La fe es frecuentemente probada por estos medios, y el propósito de que sea probada es que produce paciencia. Así lo leíamos en el versículo 36, del capítulo 10: “porque os es necesaria la paciencia, para que habiendo hecho la voluntad de Dios, obtengáis la promesa”. Santiago, en su epístola exhorta esto mismo, al decir: “Hermanos míos, tened por sumo gozo cuando os halléis en diversas pruebas, sabiendo que la prueba de vuestra fe produce paciencia” (Stgo.1.2-3). Vemos esto en el versículo 13: “Conforme a la fe murieron todos éstos sin haber recibido lo prometido, sino mirándolo de lejos, y creyéndolo, y saludándolo…”. Si hay algo que se repite en cada uno de estos ejemplos es la paciencia con la que esperaron el cumplimiento de las promesas de Dios, incluso si la vida no les alcanzara para poder presenciarlo.

Hermanos, es necesario que leamos este pasaje a través de las lágrimas con las que se leyó en su momento. Porque sólo comprendiendo el compromiso de vida que requiere la fe, podremos entender esta famosa máxima que muchos recordamos de memoria: la fe es la certeza de lo que se espera, y la convicción de lo que no se ve.

Para esperar con paciencia de forma exitosa es esencial tener seguridad de lo que se espera.

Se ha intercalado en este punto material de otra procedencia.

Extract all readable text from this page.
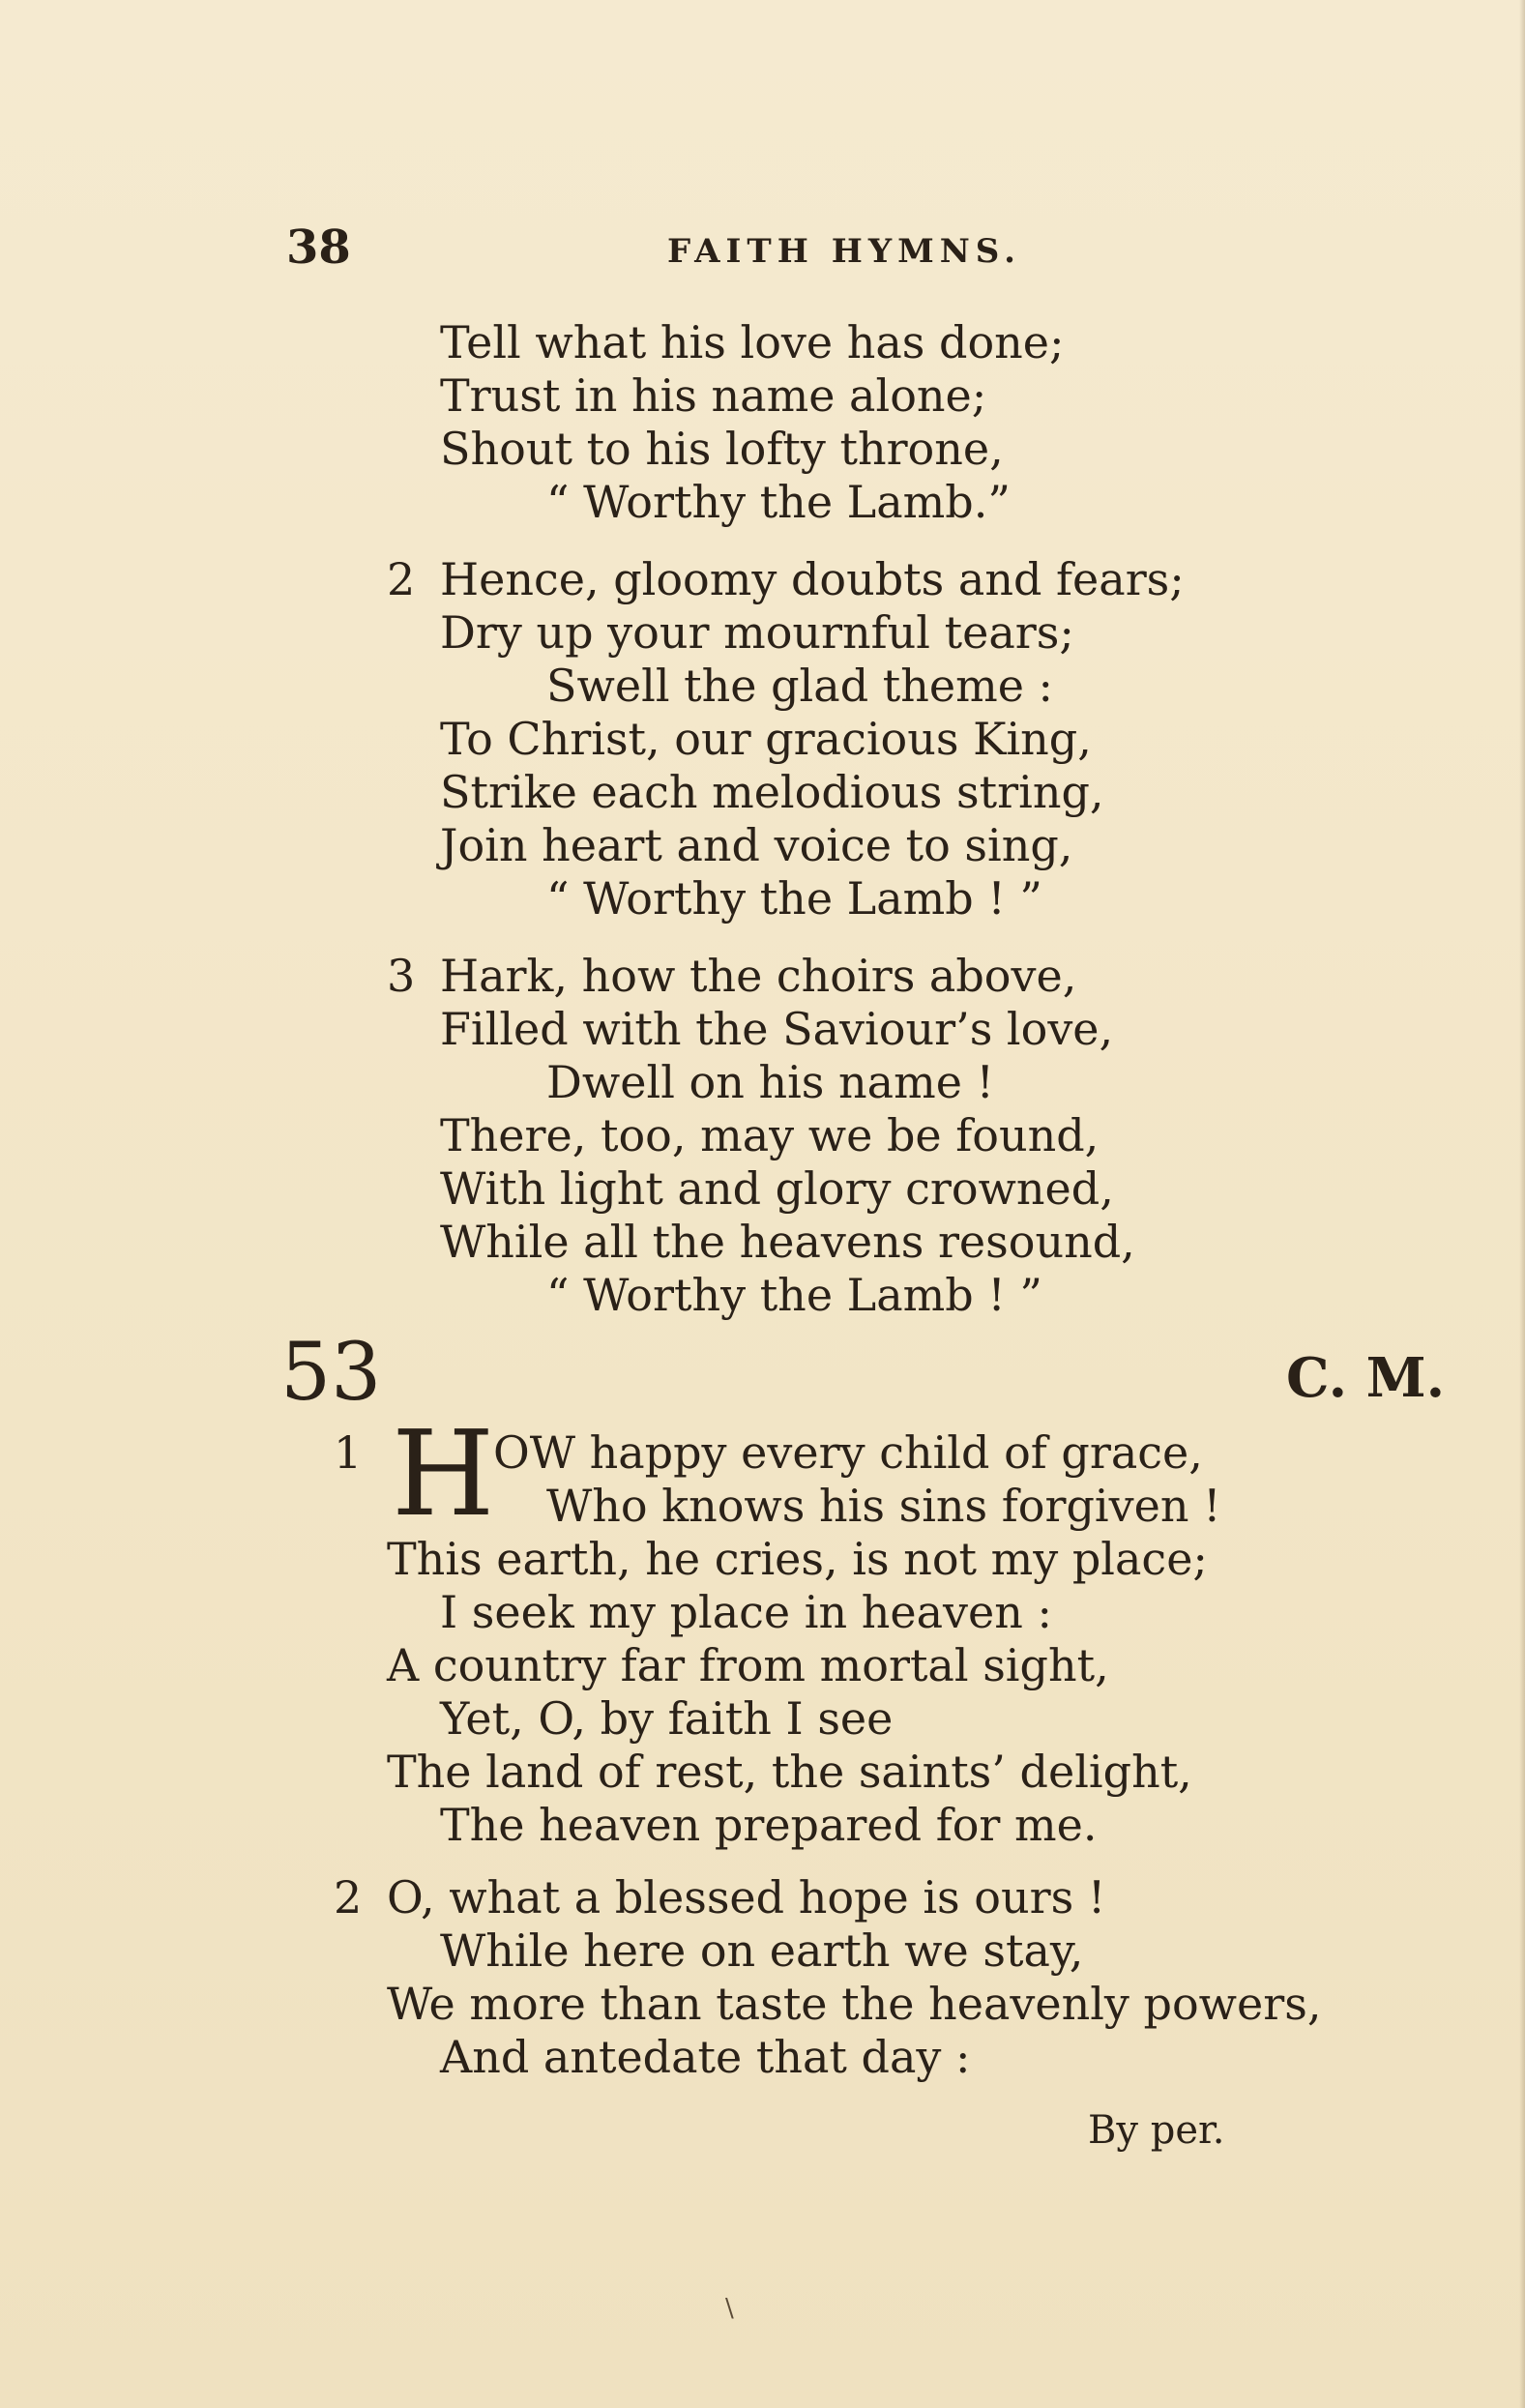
38	FAITH HYMNS.
Tell what his love has done;
Trust in his name alone;
Shout to his lofty throne,
“ Worthy the Lamb.”
2 Hence, gloomy doubts and fears;
Dry up your mournful tears;
Swell the glad theme :
To Christ, our gracious King,
Strike each melodious string,
Join heart and voice to sing,
“ Worthy the Lamb ! ”
3 Hark, how the choirs above,
Filled with the Saviour’s love,
Dwell on his name !
There, too, may we be found,
With light and glory crowned,
While all the heavens resound,
“ Worthy the Lamb ! ”
53	C. M.
1 H
OW happy every child of grace,
Who knows his sins forgiven !
This earth, he cries, is not my place;
I seek my place in heaven :
A country far from mortal sight,
Yet, O, by faith I see
The land of rest, the saints’ delight,
The heaven prepared for me.
2 O, what a blessed hope is ours !
While here on earth we stay,
We more than taste the heavenly powers,
And antedate that day :
By per.
\
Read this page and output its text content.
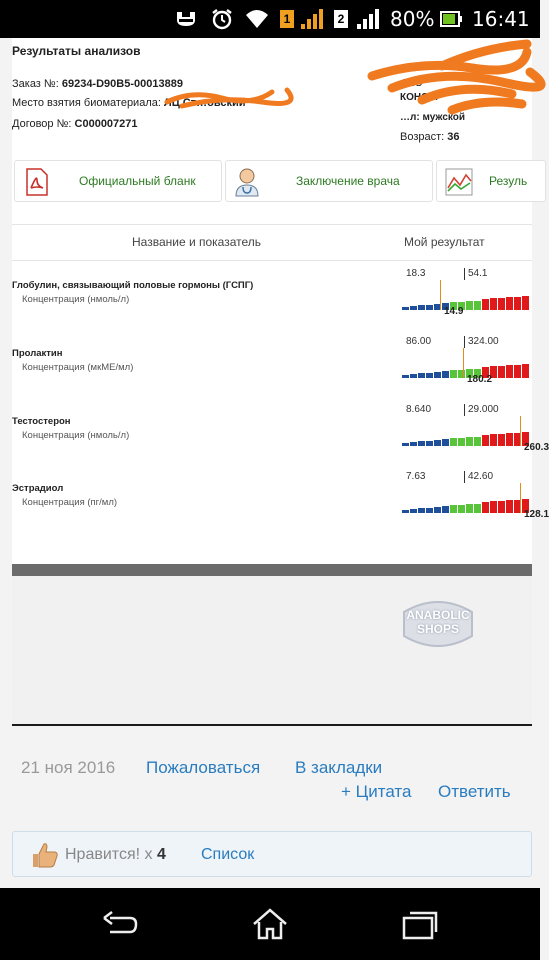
1	2 80% 16:41
Результаты анализов
Заказ №: 69234-D90B5-00013889
Место взятия биоматериала: ЛЦ Ст…овский
Договор №: С000007271
ФИО
КОНС…
…л: мужской
Возраст: 36
Официальный бланк	Заключение врача	Резуль
Название и показатель	Мой результат
Глобулин, связывающий половые гормоны (ГСПГ)
Концентрация (нмоль/л)
18.3	54.1
14.9
Пролактин
Концентрация (мкМЕ/мл)
86.00	324.00
180.2
Тестостерон
Концентрация (нмоль/л)
8.640	29.000
260.3
Эстрадиол
Концентрация (пг/мл)
7.63	42.60
128.1
ANABOLIC
SHOPS
21 ноя 2016 Пожаловаться В закладки
+ Цитата Ответить
Нравится! x 4 Список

Estos hombres y mujeres tuvieron certeza de lo que esperaban, no porque su esperanza fuese la mejor jamás mostrada, sino porque el Dios que les había hecho las promesas es fiel. A Abraham, por ejemplo, se le prometió un hijo en avanzada edad (Gn.17.1-19). No obstante, ya cumplida la promesa, se le pidió que sacrificara a su unigénito, por lo cual nos dice el versículo 17: “Por la fe Abraham, cuando fue probado, ofreció a Isaac; y el que había recibido las promesas ofrecía su unigénito, habiéndosele dicho: En Isaac te será llamada descendencia; pensando que Dios es poderoso para levantar aun de entre los muertos, de donde, en sentido figurado, también le volvió a recibir” (11.17-19).

De Moisés nos dice el versículo 26: “que tenía puesta la mirada en el galardón”. ¿Quién le prometió dicho galardón a Moisés? Dios. El versículo 6 nos dice que “sin fe es imposible agradar a Dios; porque es necesario que el que se acerca a Dios crea que le hay, y que es galardonador de los que le buscan” (11.6). Estos hombres tenían la certeza que el galardón que recibirían de Dios es mucho mayor que el que podrían obtener de una vida rebelde. Santiago nos dice en su epístola: “Bienaventurado el varón que soporta la tentación; porque cuando haya resistido la prueba, recibirá la corona de vida, que Dios ha prometido a los que le aman” (Stgo.1.12). El cristiano puede estar seguro que recibirá la corona que espera, aunque su fe sea resistida con toda clase de problemas.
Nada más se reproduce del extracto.